Udka z kurczaka w coca-coli
Resztka coca-coli w butelce natchnęła mnie do tego przepisu. Nic skomplikowanego, a smak naprawdę wyśmienity. Jedynie potrzeba trochę cierpliwości przy redukowaniu się sosu i pieczeniu mięsa. Obowiązkowy „must do” w sezonie grillowym. Zatem do dzieła!
Udka z kurczaka w coca-coli składniki:- 10 udek z kurczaka (pałki)
- 2 ząbki czosnku
- sól, pieprz, chili
- oliwa
sos:
- 1 szklanka coca-coli
- 4-5 łyżek ketchupu
- 2 łyżki cukru brązowego
- 100ml bulionu drobiowego (tylko w wersji na grilla)
dodatki:
- 2 łyżki sezamu
- 2 łyżki siekanego szczypiorku
Udka myję, osuszam, doprawiam solą, pieprzem, chili i plasterkami czosnku. Obsmażam na oliwie, aż będą rumiane ze wszystkich stron.

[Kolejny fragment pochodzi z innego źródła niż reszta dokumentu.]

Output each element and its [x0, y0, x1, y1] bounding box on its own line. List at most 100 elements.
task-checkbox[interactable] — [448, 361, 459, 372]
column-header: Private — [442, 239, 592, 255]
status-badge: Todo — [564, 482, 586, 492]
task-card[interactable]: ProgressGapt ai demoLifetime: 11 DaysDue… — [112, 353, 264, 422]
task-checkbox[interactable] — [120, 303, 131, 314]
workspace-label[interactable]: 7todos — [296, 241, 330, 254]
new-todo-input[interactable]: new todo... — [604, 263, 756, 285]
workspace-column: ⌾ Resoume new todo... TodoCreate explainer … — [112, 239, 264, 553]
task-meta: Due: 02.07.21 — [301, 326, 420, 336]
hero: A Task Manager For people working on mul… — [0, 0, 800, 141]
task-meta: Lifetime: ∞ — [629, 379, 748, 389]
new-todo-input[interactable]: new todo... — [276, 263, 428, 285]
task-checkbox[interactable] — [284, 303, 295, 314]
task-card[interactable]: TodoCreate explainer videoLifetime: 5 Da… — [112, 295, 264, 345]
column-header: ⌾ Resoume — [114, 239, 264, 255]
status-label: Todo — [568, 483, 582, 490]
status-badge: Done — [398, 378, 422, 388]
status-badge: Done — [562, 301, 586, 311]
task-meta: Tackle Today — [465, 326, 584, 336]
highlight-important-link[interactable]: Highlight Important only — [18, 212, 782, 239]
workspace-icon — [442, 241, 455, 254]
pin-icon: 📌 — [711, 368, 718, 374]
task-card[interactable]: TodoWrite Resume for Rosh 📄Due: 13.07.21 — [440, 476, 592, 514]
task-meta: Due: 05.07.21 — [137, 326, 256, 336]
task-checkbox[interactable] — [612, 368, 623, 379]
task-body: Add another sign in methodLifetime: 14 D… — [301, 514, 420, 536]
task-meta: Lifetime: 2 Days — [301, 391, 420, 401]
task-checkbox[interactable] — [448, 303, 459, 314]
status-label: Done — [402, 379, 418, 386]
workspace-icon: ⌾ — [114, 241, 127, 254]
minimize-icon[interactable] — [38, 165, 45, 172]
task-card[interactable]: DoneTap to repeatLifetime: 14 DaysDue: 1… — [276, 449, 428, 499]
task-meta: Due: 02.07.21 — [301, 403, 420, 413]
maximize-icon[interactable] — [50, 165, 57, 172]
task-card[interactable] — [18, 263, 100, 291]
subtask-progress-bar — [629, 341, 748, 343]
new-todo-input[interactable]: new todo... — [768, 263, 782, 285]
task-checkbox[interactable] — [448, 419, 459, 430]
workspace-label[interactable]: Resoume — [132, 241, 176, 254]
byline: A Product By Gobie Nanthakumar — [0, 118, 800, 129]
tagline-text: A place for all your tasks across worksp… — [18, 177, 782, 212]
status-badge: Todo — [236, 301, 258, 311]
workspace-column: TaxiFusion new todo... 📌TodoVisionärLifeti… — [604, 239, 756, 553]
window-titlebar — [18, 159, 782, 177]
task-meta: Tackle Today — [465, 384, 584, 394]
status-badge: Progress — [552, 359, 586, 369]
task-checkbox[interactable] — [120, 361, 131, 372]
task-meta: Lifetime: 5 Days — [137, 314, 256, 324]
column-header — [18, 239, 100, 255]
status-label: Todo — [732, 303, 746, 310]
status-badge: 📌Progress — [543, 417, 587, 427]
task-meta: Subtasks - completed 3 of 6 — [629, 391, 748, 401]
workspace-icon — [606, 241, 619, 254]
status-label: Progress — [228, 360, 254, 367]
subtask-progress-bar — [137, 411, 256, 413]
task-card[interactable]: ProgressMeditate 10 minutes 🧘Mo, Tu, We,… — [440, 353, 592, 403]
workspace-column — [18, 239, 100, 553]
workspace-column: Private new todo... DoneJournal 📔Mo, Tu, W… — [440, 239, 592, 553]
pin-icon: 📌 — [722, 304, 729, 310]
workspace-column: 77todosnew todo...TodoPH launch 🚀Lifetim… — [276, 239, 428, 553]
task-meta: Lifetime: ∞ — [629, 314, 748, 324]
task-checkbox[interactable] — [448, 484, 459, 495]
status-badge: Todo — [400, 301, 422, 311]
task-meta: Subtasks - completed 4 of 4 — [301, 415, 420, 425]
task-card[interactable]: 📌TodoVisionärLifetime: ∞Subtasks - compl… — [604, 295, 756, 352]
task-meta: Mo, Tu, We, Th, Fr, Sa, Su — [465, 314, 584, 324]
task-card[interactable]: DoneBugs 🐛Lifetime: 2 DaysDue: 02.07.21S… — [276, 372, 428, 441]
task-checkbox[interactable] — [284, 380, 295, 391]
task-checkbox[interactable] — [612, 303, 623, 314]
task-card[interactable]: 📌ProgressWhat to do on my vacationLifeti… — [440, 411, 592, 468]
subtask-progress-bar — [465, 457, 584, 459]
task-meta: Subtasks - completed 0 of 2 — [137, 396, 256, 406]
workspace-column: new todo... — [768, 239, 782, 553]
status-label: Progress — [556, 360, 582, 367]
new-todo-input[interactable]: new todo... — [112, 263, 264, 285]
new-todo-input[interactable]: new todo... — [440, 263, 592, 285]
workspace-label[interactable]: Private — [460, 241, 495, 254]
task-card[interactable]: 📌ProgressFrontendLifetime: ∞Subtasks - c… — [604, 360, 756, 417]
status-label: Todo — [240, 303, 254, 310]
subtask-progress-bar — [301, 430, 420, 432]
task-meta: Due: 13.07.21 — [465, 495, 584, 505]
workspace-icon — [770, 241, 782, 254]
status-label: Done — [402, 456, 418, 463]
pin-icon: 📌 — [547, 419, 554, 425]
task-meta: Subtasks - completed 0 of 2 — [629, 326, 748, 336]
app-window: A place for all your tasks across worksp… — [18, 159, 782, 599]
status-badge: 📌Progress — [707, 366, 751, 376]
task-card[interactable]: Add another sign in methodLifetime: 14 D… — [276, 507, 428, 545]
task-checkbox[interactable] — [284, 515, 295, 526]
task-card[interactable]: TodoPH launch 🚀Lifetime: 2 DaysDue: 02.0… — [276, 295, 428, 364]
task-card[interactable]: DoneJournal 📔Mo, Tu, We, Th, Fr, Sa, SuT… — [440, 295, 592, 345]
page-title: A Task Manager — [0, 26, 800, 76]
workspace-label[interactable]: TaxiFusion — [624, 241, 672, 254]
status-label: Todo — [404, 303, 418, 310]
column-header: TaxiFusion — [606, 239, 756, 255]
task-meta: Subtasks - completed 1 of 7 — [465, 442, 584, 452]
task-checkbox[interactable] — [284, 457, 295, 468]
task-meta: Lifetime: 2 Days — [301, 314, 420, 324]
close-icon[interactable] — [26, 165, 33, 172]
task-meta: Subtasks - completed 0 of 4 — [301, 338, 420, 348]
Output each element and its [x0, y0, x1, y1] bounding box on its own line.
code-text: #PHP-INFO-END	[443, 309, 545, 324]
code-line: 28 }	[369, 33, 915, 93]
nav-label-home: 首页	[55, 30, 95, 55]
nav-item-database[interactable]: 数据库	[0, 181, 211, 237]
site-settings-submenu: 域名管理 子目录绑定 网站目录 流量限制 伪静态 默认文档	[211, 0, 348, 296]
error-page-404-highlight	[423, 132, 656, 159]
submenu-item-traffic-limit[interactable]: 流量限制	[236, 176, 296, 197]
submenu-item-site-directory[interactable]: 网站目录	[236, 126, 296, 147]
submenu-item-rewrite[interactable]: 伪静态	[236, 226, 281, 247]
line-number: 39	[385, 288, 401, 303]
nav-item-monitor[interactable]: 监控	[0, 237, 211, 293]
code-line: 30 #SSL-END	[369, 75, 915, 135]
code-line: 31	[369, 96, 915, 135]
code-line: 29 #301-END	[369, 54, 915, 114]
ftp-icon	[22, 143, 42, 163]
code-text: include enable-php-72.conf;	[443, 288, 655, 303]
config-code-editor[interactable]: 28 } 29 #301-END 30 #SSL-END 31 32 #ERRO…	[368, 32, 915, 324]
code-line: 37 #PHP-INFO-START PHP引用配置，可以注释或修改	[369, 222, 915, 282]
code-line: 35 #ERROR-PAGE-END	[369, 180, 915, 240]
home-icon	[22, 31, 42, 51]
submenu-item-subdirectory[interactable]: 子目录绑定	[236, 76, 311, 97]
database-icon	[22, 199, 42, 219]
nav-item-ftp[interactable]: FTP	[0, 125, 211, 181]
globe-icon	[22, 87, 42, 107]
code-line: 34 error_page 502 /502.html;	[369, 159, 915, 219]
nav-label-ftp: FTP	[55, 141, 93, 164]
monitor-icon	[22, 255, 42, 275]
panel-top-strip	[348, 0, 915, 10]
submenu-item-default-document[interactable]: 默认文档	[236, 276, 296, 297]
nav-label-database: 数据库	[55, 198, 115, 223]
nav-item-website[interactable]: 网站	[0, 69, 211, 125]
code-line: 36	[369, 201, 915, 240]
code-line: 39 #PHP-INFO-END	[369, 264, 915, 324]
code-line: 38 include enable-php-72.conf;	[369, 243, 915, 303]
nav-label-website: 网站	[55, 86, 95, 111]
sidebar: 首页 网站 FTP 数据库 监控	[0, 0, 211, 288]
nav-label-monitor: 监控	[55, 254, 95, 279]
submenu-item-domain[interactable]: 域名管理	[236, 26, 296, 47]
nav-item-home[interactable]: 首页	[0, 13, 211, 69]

Coca-colę, ketchup i cukier podgrzewam w garnku do połączenia się składników. Udka układam w naczyniu żaroodpornym, polewam sosem. Wstawiam do piekarnika i piekę bez przykrycia w 210oC przez 40 minut. Co 15 minut polewam udka sosem i obracam. Cały sos z naczynia zlewam do garnuszka a udka dopiekam jeszcze 10 minut na funkcji grilla.
Sos gotuję aż zgęstnieje i nabierze konsystencję gęstej glazury.
Upieczone udka obtaczam w sosie, posypuję sezamem i szczypiorkiem. Proponuję podać ryżem.
Wersja na grilla:Udka z kurczaka doprawiam przyprawami (jak wyżej). Piekę ze wszystkich stron na rozgrzanym grillu przez ok 25 minut.
Sos przygotowuję w rondelku z podanych składników (coca-cola, ketchup, cukier, bulion), redukuję do konsystencji syropu. Przypieczone udka obtaczam w sosie i wkładam na grilla, przypiekam ok 2 minuty z każdej strony.